I dati sull'emergenza Covid in Italia: indice RT a 0.99

Nuovo aggiornamento sul monitoraggio della pandemia da Covid-19 in Italia. La situazione non è rosea, di nuovo: l’indice Rt non ha superato la fatidica e psicologica soglia 1 a livello nazionale, ma sono molte le Regioni in cui il dato è negativo. Anche per questo, verrà di nuovo aggiornata la mappa delle Regioni, con altri territori che torneranno in zona arancione.

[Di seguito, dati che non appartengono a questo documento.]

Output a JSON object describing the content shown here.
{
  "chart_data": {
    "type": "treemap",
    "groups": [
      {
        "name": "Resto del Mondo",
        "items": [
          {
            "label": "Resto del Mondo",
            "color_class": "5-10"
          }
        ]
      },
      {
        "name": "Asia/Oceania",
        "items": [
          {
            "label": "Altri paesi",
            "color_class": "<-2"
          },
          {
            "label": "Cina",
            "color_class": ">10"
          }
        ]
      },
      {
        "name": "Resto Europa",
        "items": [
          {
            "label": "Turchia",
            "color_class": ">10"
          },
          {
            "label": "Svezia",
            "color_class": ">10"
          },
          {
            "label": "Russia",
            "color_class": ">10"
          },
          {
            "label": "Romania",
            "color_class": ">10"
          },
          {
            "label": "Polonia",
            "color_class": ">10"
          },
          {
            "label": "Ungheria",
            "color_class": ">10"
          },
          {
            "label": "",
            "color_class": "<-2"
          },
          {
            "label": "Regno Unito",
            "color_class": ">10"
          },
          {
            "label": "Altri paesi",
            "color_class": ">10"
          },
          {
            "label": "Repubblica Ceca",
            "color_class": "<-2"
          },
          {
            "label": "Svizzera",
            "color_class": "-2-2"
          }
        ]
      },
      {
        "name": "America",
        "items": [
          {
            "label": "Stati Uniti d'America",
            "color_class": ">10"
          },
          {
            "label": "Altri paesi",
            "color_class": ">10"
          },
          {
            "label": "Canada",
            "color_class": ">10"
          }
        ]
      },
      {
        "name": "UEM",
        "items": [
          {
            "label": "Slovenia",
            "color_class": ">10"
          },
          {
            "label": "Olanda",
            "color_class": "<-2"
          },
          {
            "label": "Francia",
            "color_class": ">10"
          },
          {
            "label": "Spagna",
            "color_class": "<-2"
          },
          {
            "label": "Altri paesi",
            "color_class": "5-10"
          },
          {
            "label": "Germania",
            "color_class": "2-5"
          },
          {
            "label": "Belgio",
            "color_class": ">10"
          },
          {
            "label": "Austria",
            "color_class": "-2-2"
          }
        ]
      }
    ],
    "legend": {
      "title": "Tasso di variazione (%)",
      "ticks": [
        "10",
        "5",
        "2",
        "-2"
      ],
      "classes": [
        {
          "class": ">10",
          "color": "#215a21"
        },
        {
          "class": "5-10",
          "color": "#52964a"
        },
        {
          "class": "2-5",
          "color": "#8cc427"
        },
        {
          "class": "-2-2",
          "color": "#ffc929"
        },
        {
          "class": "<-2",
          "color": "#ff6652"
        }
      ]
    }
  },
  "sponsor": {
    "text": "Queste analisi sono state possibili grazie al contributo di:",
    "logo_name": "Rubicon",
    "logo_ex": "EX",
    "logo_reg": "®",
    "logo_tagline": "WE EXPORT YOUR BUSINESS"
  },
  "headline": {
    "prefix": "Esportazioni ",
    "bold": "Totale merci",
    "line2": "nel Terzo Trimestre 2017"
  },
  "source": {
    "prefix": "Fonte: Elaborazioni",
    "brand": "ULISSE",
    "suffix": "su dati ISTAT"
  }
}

Covid-19, indice Rt in Italia fermo a 0.99

Il bicchiere mezzo pieno è che, quantomeno, l’indice Rt non è aumentato. Il dato potrebbe però essere meramente illusorio, e anche un sostanziale stallo può essere interpretato come l’ennesimo peggioramento della situazione epidemiologica in Italia.

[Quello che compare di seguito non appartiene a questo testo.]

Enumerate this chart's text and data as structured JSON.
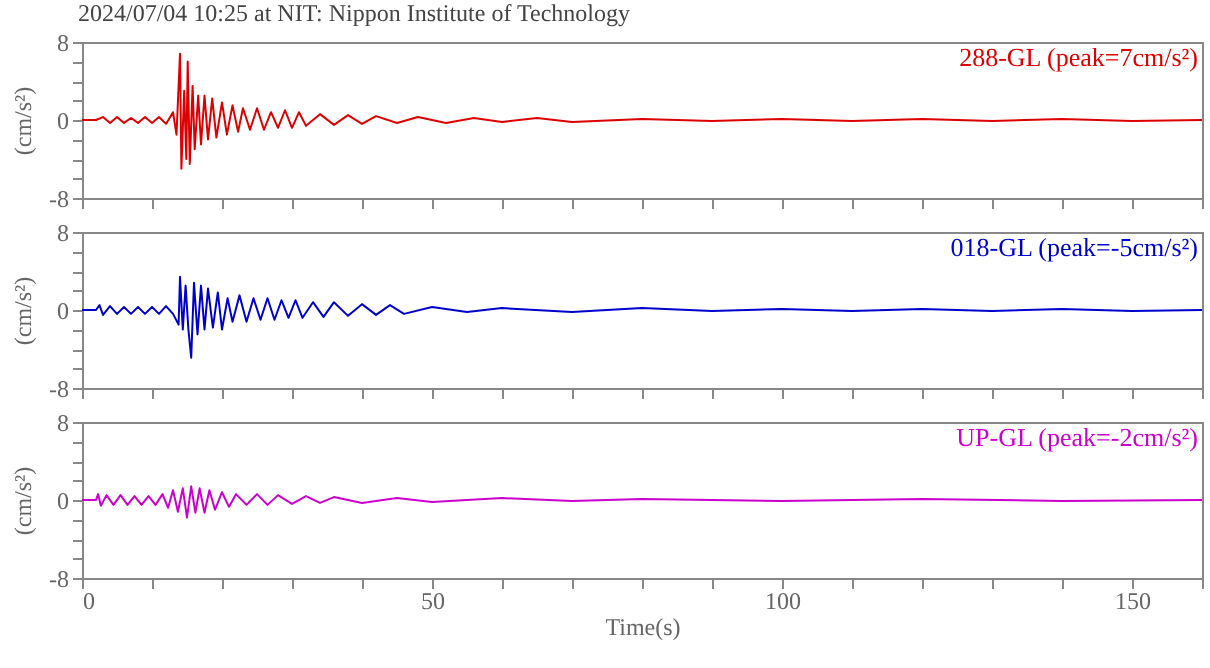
{
  "chart_data": [
    {
      "type": "line",
      "title": "2024/07/04 10:25 at NIT: Nippon Institute of Technology",
      "ylabel": "(cm/s²)",
      "tick_labels": "y",
      "xlim": [
        0,
        160
      ],
      "xticks": [
        0,
        {
          "value": 10,
          "label": null
        },
        {
          "value": 20,
          "label": null
        },
        {
          "value": 30,
          "label": null
        },
        {
          "value": 40,
          "label": null
        },
        50,
        {
          "value": 60,
          "label": null
        },
        {
          "value": 70,
          "label": null
        },
        {
          "value": 80,
          "label": null
        },
        {
          "value": 90,
          "label": null
        },
        100,
        {
          "value": 110,
          "label": null
        },
        {
          "value": 120,
          "label": null
        },
        {
          "value": 130,
          "label": null
        },
        {
          "value": 140,
          "label": null
        },
        150,
        {
          "value": 160,
          "label": null
        }
      ],
      "ylim": [
        -8,
        8
      ],
      "yticks": [
        -8,
        {
          "value": -6,
          "label": null
        },
        {
          "value": -4,
          "label": null
        },
        {
          "value": -2,
          "label": null
        },
        0,
        {
          "value": 2,
          "label": null
        },
        {
          "value": 4,
          "label": null
        },
        {
          "value": 6,
          "label": null
        },
        8
      ],
      "x": [
        0,
        2,
        3,
        4,
        5,
        6,
        7,
        8,
        9,
        10,
        11,
        12,
        13,
        13.5,
        14,
        14.2,
        14.6,
        14.9,
        15.1,
        15.4,
        15.8,
        16.1,
        16.6,
        17,
        17.5,
        18,
        18.6,
        19.2,
        20,
        20.7,
        21.5,
        22.3,
        23,
        24,
        25,
        26,
        27,
        28,
        29,
        30,
        31,
        32,
        34,
        36,
        38,
        40,
        42,
        45,
        48,
        52,
        56,
        60,
        65,
        70,
        80,
        90,
        100,
        110,
        120,
        130,
        140,
        150,
        160
      ],
      "series": [
        {
          "name": "288-GL (peak=7cm/s²)",
          "color": "#dd0000",
          "values": [
            0,
            0,
            0.3,
            -0.3,
            0.3,
            -0.3,
            0.2,
            -0.3,
            0.3,
            -0.3,
            0.3,
            -0.4,
            0.8,
            -1.5,
            6.8,
            -5,
            3,
            -4,
            6,
            -4.5,
            3.5,
            -3,
            2.5,
            -2.5,
            2.5,
            -2,
            2.2,
            -1.8,
            1.8,
            -1.5,
            1.5,
            -1.2,
            1.2,
            -1,
            1.2,
            -1,
            0.8,
            -0.8,
            1,
            -0.8,
            0.8,
            -0.6,
            0.6,
            -0.5,
            0.5,
            -0.4,
            0.4,
            -0.3,
            0.3,
            -0.3,
            0.2,
            -0.2,
            0.2,
            -0.2,
            0.1,
            -0.1,
            0.1,
            -0.1,
            0.1,
            -0.1,
            0.1,
            -0.1,
            0
          ]
        }
      ]
    },
    {
      "type": "line",
      "ylabel": "(cm/s²)",
      "tick_labels": "y",
      "xlim": [
        0,
        160
      ],
      "xticks": [
        0,
        {
          "value": 10,
          "label": null
        },
        {
          "value": 20,
          "label": null
        },
        {
          "value": 30,
          "label": null
        },
        {
          "value": 40,
          "label": null
        },
        50,
        {
          "value": 60,
          "label": null
        },
        {
          "value": 70,
          "label": null
        },
        {
          "value": 80,
          "label": null
        },
        {
          "value": 90,
          "label": null
        },
        100,
        {
          "value": 110,
          "label": null
        },
        {
          "value": 120,
          "label": null
        },
        {
          "value": 130,
          "label": null
        },
        {
          "value": 140,
          "label": null
        },
        150,
        {
          "value": 160,
          "label": null
        }
      ],
      "ylim": [
        -8,
        8
      ],
      "yticks": [
        -8,
        {
          "value": -6,
          "label": null
        },
        {
          "value": -4,
          "label": null
        },
        {
          "value": -2,
          "label": null
        },
        0,
        {
          "value": 2,
          "label": null
        },
        {
          "value": 4,
          "label": null
        },
        {
          "value": 6,
          "label": null
        },
        8
      ],
      "x": [
        0,
        2,
        2.5,
        3,
        4,
        5,
        6,
        7,
        8,
        9,
        10,
        11,
        12,
        13,
        13.8,
        14,
        14.4,
        14.8,
        15.2,
        15.6,
        16,
        16.5,
        17,
        17.5,
        18,
        18.7,
        19.4,
        20,
        20.8,
        21.5,
        22.5,
        23.5,
        24.5,
        25.5,
        26.5,
        27.5,
        28.5,
        29.5,
        30.5,
        31.5,
        33,
        34.5,
        36,
        38,
        40,
        42,
        44,
        46,
        50,
        55,
        60,
        70,
        80,
        90,
        100,
        110,
        120,
        130,
        140,
        150,
        160
      ],
      "series": [
        {
          "name": "018-GL (peak=-5cm/s²)",
          "color": "#0000cc",
          "values": [
            0,
            0,
            0.5,
            -0.5,
            0.4,
            -0.4,
            0.3,
            -0.4,
            0.3,
            -0.4,
            0.3,
            -0.4,
            0.4,
            -0.4,
            -1.5,
            3.4,
            -2,
            2.5,
            -2,
            -4.9,
            2.8,
            -2.5,
            2.5,
            -2,
            2.2,
            -1.8,
            1.8,
            -2,
            1.2,
            -1.2,
            1.5,
            -1.2,
            1.2,
            -1,
            1.2,
            -1,
            1,
            -0.8,
            1,
            -0.8,
            0.8,
            -0.7,
            0.8,
            -0.6,
            0.6,
            -0.5,
            0.5,
            -0.4,
            0.3,
            -0.2,
            0.2,
            -0.2,
            0.2,
            -0.1,
            0.1,
            -0.1,
            0.1,
            -0.1,
            0.1,
            -0.1,
            0
          ]
        }
      ]
    },
    {
      "type": "line",
      "xlabel": "Time(s)",
      "ylabel": "(cm/s²)",
      "xlim": [
        0,
        160
      ],
      "xticks": [
        0,
        {
          "value": 10,
          "label": null
        },
        {
          "value": 20,
          "label": null
        },
        {
          "value": 30,
          "label": null
        },
        {
          "value": 40,
          "label": null
        },
        50,
        {
          "value": 60,
          "label": null
        },
        {
          "value": 70,
          "label": null
        },
        {
          "value": 80,
          "label": null
        },
        {
          "value": 90,
          "label": null
        },
        100,
        {
          "value": 110,
          "label": null
        },
        {
          "value": 120,
          "label": null
        },
        {
          "value": 130,
          "label": null
        },
        {
          "value": 140,
          "label": null
        },
        150,
        {
          "value": 160,
          "label": null
        }
      ],
      "ylim": [
        -8,
        8
      ],
      "yticks": [
        -8,
        {
          "value": -6,
          "label": null
        },
        {
          "value": -4,
          "label": null
        },
        {
          "value": -2,
          "label": null
        },
        0,
        {
          "value": 2,
          "label": null
        },
        {
          "value": 4,
          "label": null
        },
        {
          "value": 6,
          "label": null
        },
        8
      ],
      "x": [
        0,
        2,
        2.3,
        2.7,
        3.5,
        4.5,
        5.5,
        6.5,
        7.5,
        8.5,
        9.5,
        10.5,
        11.5,
        12.3,
        13,
        13.7,
        14.4,
        15,
        15.6,
        16.2,
        16.8,
        17.5,
        18.2,
        19,
        20,
        21,
        22,
        23.5,
        25,
        26.5,
        28,
        30,
        32,
        34,
        36,
        40,
        45,
        50,
        60,
        70,
        80,
        100,
        120,
        140,
        160
      ],
      "series": [
        {
          "name": "UP-GL (peak=-2cm/s²)",
          "color": "#cc00cc",
          "values": [
            0,
            0,
            0.6,
            -0.6,
            0.5,
            -0.5,
            0.5,
            -0.5,
            0.4,
            -0.5,
            0.4,
            -0.5,
            0.6,
            -0.8,
            1,
            -1.2,
            1.2,
            -1.8,
            1.4,
            -1.3,
            1.2,
            -1.3,
            1,
            -1,
            0.8,
            -0.7,
            0.6,
            -0.5,
            0.6,
            -0.5,
            0.5,
            -0.4,
            0.4,
            -0.3,
            0.3,
            -0.3,
            0.2,
            -0.2,
            0.2,
            -0.1,
            0.1,
            -0.1,
            0.1,
            -0.1,
            0
          ]
        }
      ]
    }
  ]
}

Dalla bozza dei dati ISS diffusa in queste ultime ore, emerge infatti che l’indice Rt in Italia è di 0.99, esattamente come settimana scorsa. Sono però 4 settimane che non fa che aumentare o rimanere stabile, e ci sono altri indicatori che non inducono all’ottimismo.

L’ISS, riporta Adnkronos, sottolinea la “chiara accelerazione nell’aumento dell’incidenza nazionale“, soprattutto perchè l’indice Rt è ancora superiore a 1 in 10 Regioni. Il dato peggiore arriva dalla Basilicata, dove il limite inferiore è risultato superiore a 1.25. Queste regioni sono: Abruzzo, Basilicata, Calabria, Campania, Emilia-Romagna, Molise, Piemonte, Trento, Toscana, Umbria.

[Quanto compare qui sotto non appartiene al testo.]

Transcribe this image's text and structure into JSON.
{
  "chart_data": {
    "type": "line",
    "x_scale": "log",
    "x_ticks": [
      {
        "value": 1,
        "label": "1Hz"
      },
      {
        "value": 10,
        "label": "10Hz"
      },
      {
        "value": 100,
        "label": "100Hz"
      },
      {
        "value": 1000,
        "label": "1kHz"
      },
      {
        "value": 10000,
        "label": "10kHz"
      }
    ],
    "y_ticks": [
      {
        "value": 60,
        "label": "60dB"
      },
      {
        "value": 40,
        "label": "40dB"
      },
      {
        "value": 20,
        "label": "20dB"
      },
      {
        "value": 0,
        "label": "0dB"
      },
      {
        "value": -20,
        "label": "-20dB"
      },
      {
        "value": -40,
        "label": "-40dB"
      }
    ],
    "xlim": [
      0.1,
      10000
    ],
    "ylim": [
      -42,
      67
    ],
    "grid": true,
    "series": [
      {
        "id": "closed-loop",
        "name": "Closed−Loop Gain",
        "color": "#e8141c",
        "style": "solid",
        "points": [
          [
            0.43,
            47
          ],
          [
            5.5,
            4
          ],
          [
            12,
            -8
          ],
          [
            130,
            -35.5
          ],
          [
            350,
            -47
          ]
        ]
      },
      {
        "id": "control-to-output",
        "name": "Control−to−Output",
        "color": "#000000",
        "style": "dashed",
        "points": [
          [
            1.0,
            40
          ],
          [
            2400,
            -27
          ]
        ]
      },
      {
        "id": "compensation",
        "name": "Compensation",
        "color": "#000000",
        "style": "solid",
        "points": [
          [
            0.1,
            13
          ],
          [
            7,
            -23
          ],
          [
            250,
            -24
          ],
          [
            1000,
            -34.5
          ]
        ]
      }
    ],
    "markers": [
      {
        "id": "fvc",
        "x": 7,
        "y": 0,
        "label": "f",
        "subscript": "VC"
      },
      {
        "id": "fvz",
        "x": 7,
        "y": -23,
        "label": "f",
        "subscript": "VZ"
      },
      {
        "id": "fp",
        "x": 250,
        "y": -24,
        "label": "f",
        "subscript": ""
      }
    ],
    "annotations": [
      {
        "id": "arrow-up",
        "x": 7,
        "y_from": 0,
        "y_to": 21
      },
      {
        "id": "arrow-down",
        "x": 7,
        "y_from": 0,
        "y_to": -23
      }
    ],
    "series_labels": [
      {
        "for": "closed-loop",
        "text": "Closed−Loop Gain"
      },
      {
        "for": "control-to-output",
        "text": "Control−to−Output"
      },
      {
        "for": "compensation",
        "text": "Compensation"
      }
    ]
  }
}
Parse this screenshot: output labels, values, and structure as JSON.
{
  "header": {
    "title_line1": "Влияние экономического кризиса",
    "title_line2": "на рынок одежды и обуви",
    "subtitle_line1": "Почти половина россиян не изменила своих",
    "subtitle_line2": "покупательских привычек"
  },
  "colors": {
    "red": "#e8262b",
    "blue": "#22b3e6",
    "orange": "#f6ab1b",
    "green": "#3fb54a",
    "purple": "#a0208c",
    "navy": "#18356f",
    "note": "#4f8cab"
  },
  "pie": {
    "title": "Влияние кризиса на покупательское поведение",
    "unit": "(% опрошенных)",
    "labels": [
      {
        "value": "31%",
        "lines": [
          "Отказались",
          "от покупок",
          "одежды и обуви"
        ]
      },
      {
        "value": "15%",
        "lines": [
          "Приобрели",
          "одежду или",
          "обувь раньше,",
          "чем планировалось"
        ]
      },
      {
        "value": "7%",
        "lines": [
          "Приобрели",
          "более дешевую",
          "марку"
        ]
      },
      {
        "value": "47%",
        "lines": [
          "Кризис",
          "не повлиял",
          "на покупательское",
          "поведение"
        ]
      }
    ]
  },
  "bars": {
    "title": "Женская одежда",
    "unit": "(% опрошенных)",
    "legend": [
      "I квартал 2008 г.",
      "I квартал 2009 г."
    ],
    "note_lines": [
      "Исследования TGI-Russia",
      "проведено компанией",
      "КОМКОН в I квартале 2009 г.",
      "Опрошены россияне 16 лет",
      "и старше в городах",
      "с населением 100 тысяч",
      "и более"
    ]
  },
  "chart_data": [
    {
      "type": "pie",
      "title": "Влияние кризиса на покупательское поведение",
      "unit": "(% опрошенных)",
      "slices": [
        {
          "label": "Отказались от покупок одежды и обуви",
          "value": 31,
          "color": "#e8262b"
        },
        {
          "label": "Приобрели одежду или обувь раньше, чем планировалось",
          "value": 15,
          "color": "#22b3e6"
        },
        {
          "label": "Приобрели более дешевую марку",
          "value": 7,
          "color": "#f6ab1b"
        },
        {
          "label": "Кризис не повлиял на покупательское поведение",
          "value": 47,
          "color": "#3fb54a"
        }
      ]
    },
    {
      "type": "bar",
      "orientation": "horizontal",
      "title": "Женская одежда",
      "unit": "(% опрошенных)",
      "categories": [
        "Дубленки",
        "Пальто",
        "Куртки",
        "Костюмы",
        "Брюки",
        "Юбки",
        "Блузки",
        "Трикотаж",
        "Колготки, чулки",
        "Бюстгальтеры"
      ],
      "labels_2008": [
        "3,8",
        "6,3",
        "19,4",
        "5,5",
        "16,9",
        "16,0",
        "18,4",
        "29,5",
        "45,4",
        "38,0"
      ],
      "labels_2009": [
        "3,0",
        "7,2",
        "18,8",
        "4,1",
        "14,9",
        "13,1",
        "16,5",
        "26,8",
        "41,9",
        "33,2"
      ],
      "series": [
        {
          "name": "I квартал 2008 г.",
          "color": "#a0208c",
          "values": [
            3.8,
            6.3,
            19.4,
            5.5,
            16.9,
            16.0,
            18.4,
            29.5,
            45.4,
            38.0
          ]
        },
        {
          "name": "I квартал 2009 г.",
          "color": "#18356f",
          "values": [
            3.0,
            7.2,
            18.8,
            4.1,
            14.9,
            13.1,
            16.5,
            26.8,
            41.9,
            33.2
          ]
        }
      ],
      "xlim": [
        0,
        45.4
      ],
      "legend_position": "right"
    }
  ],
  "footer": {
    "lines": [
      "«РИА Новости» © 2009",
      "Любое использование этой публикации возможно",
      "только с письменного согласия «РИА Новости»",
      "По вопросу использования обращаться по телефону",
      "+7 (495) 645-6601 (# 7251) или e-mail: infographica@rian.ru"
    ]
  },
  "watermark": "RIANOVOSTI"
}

Inoltre, “si osserva un peggioramento anche nel numero di Regioni/Province autonome che hanno un tasso di occupazione in terapia intensiva e/o aree mediche sopra la soglia critica” (8).

L’allarme dell’ISS sul Covid in Italia

Di fronte a questi dati, non stupisce l’ennesimo appello dell’Istituto Superiore di Sanità, che chiede immediate azioni contro la diffusione del Coronavirus. “Sono necessarie urgenti misure di mitigazione nazionali e puntuali interventi di mitigazione e contenimento nelle aree a maggiore diffusione per evitare un rapido sovraccarico dei servizi sanitari“, riporta Adnkronos.

Dietro il nuovo peggioramento, ci sono le “varianti virali a maggiore trasmissibilità“, come quella inglese. Viene inoltre ribadito di “innalzare le misure di mitigazione per raggiungere una drastica riduzione delle interazioni fisiche tra le persone e della mobilità“.

Situazioni Regioni: quali cambiano colore

Di fronte ai dati emersi, anche questa settimana si aggiornerà la mappa dei colori e delle relative misure di sicurezza. Molte Regioni stanno già provvedendo con ordinanze regionali, come quella che ha spedito la provincia di Brescia (tra le più colpite ora) in zona arancione rinforzata.

Tutta la Lombardia però dovrebbe seguirla a partire da questo weekend: dovrebbe passare in zona arancione, assieme a Piemonte e Marche.

Più grave la situazione di altre 2 Regioni: Basilicata e Molise dovrebbero finire in zona rossa, secondo quanto riporta Adnkronos. I dati della prima (Rt sopra 1.25) impongono il colore più severo, mentre è stata la stessa amministrazione molisana a chiedere di finire in zona rossa. A fare un passo indietro potrebbe essere la Liguria, da 2 settimane con dati da zona gialla.